In 1993 Robin Dunbar, an anthropologist at the University College of London, conducted research to determine the cognitive limits of a person’s effective real world social network, where individuals know who each person in that network is and how each relates to every other person. His research was based primarily on animal and primate interactions. But Dunbar’s analysis and theories have since been applied in psychological and sociological circles and have given rise to “Dunbar’s number.” That limit, it seems, is about 150 people including your favorite barista, the gas station attendant, your boss, your employees, people you attend church and social functions with, classmates, and so on. But that’s just the limit of people you can maintain stable relationships with, much less friendship.
If Professor Dunbar is right, our brains just aren’t big enough to hold all the information necessary to maintain relationships with hundreds or even thousands of people. In today’s ever-hectic society, it seems as though brain capacity isn’t the only issue. It takes time to cultivate friendship. In a verb world, friending is a simple click taking only seconds to bridge a connection. In a noun world, being a friend requires an real investment of time.
When you reflect on your hundreds or thousands of friends on Facebook, how many of those would take you to the airport to catch a 6:00 AM flight on a Wednesday? If you lost your job, how many of those friends would you actually pick up the phone to call and not just inform with a Facebook status update?

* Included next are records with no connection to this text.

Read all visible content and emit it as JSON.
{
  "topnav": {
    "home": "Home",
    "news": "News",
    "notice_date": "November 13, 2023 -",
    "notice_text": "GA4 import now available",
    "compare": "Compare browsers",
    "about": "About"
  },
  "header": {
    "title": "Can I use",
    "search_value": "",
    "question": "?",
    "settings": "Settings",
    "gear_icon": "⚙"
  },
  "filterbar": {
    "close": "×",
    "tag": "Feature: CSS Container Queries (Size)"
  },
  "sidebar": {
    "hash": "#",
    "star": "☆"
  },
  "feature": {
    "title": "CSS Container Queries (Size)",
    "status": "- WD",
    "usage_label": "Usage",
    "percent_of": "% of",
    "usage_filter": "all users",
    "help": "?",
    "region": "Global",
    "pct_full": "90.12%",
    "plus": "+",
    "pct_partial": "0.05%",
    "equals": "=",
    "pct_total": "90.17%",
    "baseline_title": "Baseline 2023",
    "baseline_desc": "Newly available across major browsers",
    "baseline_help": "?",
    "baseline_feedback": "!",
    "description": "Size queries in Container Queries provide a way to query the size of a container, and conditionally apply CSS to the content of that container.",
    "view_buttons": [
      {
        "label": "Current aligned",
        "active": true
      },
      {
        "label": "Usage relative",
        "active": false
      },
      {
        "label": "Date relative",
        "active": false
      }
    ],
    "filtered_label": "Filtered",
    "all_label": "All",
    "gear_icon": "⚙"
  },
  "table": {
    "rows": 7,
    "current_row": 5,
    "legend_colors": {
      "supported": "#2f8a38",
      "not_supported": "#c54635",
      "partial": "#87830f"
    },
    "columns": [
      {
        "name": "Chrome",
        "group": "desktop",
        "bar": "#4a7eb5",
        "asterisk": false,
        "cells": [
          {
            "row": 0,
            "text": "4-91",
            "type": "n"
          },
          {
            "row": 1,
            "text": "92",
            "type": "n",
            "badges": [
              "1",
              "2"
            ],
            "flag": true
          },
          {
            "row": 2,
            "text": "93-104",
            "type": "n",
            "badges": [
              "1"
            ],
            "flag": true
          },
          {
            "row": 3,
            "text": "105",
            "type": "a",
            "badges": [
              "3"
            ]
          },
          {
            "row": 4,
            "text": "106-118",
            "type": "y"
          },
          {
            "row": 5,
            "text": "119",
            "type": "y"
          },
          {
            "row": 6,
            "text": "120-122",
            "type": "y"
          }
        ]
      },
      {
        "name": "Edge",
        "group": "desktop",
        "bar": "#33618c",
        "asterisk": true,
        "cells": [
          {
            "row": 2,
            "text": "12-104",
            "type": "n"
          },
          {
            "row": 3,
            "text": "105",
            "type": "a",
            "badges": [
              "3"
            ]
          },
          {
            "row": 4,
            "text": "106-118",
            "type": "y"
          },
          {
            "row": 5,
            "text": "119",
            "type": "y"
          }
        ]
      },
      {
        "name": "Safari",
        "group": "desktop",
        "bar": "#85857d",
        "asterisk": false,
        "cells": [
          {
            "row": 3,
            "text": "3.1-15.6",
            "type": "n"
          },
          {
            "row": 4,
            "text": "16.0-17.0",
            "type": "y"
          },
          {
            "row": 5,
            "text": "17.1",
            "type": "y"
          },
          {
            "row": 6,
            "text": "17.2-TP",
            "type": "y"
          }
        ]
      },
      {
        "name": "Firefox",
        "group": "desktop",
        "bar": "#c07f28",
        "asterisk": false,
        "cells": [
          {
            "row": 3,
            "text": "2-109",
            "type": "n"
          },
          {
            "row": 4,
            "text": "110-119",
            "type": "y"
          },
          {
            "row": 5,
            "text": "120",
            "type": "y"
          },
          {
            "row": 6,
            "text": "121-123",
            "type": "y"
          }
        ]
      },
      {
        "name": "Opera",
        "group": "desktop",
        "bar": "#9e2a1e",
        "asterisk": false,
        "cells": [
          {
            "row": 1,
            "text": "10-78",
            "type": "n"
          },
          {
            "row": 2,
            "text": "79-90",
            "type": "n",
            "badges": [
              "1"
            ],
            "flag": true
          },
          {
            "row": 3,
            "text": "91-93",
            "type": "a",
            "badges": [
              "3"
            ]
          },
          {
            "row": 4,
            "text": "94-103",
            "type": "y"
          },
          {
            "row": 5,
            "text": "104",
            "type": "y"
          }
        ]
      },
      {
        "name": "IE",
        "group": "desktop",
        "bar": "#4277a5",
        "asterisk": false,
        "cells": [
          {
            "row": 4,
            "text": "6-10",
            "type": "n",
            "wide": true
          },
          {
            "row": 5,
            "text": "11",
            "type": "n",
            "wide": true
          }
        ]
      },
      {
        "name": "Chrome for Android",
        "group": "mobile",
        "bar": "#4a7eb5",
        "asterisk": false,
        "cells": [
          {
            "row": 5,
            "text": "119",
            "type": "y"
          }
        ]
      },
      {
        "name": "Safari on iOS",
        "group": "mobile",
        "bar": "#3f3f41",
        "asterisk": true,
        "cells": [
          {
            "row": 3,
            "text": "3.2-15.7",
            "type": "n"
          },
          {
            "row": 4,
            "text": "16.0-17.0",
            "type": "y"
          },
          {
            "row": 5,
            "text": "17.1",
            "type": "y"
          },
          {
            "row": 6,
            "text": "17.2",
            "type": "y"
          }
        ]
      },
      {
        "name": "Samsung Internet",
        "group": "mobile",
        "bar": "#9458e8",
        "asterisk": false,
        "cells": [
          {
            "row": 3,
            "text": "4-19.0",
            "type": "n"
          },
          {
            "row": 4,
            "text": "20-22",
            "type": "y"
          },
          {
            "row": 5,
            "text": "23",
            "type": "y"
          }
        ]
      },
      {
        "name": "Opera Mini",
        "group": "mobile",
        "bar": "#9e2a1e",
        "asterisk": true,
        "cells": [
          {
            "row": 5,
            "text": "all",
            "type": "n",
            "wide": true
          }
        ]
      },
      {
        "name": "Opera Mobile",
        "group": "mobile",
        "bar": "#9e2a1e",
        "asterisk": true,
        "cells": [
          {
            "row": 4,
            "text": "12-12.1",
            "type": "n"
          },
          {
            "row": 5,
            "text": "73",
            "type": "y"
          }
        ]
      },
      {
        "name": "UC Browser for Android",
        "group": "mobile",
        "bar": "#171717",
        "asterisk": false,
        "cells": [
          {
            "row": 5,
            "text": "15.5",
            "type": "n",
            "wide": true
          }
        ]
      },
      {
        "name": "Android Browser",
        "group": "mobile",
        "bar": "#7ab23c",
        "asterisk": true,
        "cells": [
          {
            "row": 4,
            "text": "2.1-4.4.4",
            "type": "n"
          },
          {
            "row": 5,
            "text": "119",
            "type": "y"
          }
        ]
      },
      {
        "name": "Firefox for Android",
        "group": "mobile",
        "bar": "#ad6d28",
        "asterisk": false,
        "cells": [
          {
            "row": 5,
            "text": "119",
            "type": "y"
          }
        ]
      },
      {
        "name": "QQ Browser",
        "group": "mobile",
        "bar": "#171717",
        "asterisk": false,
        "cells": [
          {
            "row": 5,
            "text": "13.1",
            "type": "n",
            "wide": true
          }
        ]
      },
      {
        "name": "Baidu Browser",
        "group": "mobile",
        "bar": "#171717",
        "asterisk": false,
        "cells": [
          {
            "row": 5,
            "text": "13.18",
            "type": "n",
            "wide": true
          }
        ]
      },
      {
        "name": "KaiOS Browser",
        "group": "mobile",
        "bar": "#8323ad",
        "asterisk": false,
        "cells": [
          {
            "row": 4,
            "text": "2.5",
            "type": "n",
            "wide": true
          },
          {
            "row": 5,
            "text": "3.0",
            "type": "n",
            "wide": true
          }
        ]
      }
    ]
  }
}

It’s estimated that the average American spends about 37 minutes on social media each day. That’s a full day each month spent cultivating relationships in front of a screen. Cumulatively, Americans spend 115 billion minutes each month on Facebook. Just Americans. Just Facebook.
As we struggle to keep up with our hundreds and sometimes thousands of “friends” on Facebook, are we sacrificing time that could otherwise be invested in being a real friend? Is it possible that the larger your “network” the shallower your connections become? By immersing ourselves in social media, are we choosing the quantity of friends over the quality?
Having lots of friends and dozens of “likes” on your Facebook status can be a feel-good confidence boost. But when things get tough, status likes and virtual comments won’t replace a real shoulder to lean on. Being a real friend takes time. And as the saying goes, the best time to make friends is before you need them. What can you do today to invest in your real friends?